Monday, September 22, 2014

The Road Ahead

For those of you who read my previous post I must admit to you that I didn't share everything I knew about my condition when I wrote it.  There was a very important piece of information that I decided not to share with the world until I could share it with my children after I was released from the hospital.

"Terminal".  It's such a devastating word.  One I hope you never hear.

I awoke momentarily in the ICU (intensive care unit) out of the narcotic induced haze and overheard a doctor in my room use the word "cancer".  I was too loopy to see anything and in too much pain to respond in any way... but I heard it distinctly before I fell back into my narcotic induced sleep.  It would be two days before anyone used that word in my presence again.  It was a nurse who asked me the simple question "Have any of the doctors actually shared your diagnosis with you yet?"  I responded that I had overheard the word cancer and she confirmed it for me.  I asked "Terminal?" and she nodded.

While this is the 3rd time in my life I have been diagnosed with an incurable disease (Crohns & PSC previously), nothing could prepare me for the phrase "terminal Stage 4 metastatic colon cancer".  We are certain that it has metastasized to the lymph nodes and we believe it has also metastasized to the liver as well.
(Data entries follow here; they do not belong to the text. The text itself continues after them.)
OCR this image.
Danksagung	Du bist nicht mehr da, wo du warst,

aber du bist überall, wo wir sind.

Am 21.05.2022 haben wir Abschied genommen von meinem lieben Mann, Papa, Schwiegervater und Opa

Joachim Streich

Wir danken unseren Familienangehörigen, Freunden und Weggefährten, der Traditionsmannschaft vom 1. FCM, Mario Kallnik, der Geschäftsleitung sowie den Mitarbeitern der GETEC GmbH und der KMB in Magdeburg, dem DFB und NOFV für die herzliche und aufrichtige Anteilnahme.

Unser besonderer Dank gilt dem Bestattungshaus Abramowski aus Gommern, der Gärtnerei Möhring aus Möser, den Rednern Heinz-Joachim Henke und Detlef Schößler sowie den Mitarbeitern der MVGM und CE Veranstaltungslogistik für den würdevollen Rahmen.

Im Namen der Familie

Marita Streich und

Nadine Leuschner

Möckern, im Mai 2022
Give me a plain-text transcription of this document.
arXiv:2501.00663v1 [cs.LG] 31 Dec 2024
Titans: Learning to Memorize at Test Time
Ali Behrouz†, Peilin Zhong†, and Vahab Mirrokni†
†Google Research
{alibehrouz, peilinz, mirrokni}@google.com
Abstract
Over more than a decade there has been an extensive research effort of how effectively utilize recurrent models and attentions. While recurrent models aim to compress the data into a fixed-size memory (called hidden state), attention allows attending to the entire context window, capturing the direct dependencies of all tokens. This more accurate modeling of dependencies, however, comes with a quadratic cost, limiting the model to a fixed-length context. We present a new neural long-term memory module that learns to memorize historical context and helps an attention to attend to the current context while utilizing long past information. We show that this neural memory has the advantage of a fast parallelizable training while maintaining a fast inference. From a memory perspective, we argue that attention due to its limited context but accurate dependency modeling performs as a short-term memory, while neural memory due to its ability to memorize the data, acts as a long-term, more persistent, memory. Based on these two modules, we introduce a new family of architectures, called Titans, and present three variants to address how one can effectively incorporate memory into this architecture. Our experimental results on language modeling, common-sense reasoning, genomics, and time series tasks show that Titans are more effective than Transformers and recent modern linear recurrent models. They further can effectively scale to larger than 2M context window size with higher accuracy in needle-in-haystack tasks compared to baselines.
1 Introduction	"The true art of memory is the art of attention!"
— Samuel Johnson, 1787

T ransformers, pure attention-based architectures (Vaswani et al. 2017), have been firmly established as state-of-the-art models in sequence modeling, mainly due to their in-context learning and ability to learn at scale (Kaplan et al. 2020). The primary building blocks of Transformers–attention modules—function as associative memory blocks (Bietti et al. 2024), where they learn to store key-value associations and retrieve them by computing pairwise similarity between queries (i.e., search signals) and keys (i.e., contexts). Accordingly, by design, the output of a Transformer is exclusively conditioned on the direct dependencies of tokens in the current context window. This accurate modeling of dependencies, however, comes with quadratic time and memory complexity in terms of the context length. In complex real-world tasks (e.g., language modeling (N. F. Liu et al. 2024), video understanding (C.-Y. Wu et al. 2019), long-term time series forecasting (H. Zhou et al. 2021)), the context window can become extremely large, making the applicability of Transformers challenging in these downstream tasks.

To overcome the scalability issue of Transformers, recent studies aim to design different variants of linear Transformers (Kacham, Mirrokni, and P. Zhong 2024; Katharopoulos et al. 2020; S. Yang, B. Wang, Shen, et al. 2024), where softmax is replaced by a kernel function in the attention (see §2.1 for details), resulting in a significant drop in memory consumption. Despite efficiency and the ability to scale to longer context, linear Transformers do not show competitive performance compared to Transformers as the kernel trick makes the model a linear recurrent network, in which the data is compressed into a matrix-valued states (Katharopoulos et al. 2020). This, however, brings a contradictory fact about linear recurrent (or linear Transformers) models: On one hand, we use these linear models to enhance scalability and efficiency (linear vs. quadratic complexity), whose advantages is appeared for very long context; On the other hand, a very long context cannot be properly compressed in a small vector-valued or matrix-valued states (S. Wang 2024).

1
We cannot be 100% sure of this today because the surgeons were not able to get a liver sample before closing up my abdomen during my initial surgery (apparently they were worried I wouldn't make it beyond the 6 hours I was already in surgery).  Our hope is that we can stop/slow it from metastasizing to the lungs (the 2nd favorite destination of colon cancer beyond the liver).  We have found no evidence of lung involvement to date but, of course, cancer cells are too small to be seen so all we can do is hope.

An additional downside to the cancer diagnosis is that it makes me ineligible for a liver transplant if my PSC were to worsen.  Many thanks to those who stepped up and volunteered to be a living donor for me, I cannot tell you how your generous offers touched me and my family (I am crying at the thought as I type this line).  But it is not to be.

One of the few nice things about being ill the the outpouring of love and support that you receive (or at least that I've received) from my friends and family.  Emails, cards, text messages, phone calls, unexpected visits, comments on Facebook/blogs/twitter.  I read / listen-to every single one of them and while I cannot always reply, every one of them lifts my spirits and makes me realize how my life has touched others.  I got one of the most heartwarming voicemails from someone I haven't worked with in several years just yesterday.  I cried when I listened to it.  It's been wonderful to have my parents so close (about 30 mins away) and I've gotten to see a lot of them both in the hospital and since.  I talk to my brother in Michigan every week which certainly brightens my day.  But most of the heavy lifting has rested on the shoulders of my amazing wife, Kristen.  She is my wife, my home healthcare provider, and my savior at the moment.  She is the strongest person I have ever met.  I may not be lucky health-wise, but when it comes to choosing a spouse, I am truly the luckiest man alive.

With two young children at home (ages 6 & 9) Kristen and I had to decide what to share, with whom, and when.  We definitely didn't want them to find out about my diagnosis and prognosis by overhearing a conversation or piecing things together.  So we decided to be honest with them and sat them down last weekend and just told them everything as clearly yet concisely as possible.  They were upset of course, but I've been amazed at how adaptable children are.  We can now talk about it as a family without any hushed tones or raised eyebrows.  It's difficult to know for sure, but I think it was the right choice for us.

As for work, I am fortunate to work for an employer (Pivotal) that provides life insurance, short-term and long-term disability insurance, and is generous on top of all that.  I am not sure if I will return to work or not (or even whether I will be strong enough to have that option).  I certainly gain a lot of my self worth and gain a lot of satisfaction from my work, so it could actually be theraputic for me.  I'm currently on short-term disability insurance and will migrate to long-term disability when that runs out.  I guess I will just have to wait and see whether returning to work is a real option for me.

My prognosis is really difficult to determine.  All you really have is the statistics, but all patients are individuals and have specific advantages and disadvantages that bias those statistics.  For example, the 5 year survival rate for stage 4 colon cancer is about 6%.  But, was the average patient age in that study 30 or 60?  The average survival of a stage 4 colon cancer patient from diagnosis is just over 2 years.  Am I on the high side or the low side of the bell curve?  Who knows?  Obviously, my PSC is a complicating factor that could have a negative effect on my survival rate.  Then again, chemo may actually help my PSC in addition to slowing/stopping my tumor growth (according to my GI oncologist).  So instead of focusing in on a date, I've decided to focus on living the rest of my life focused on the things that bring me joy in life.  Starting with a 6 year old and a 9 year old who need their daddy.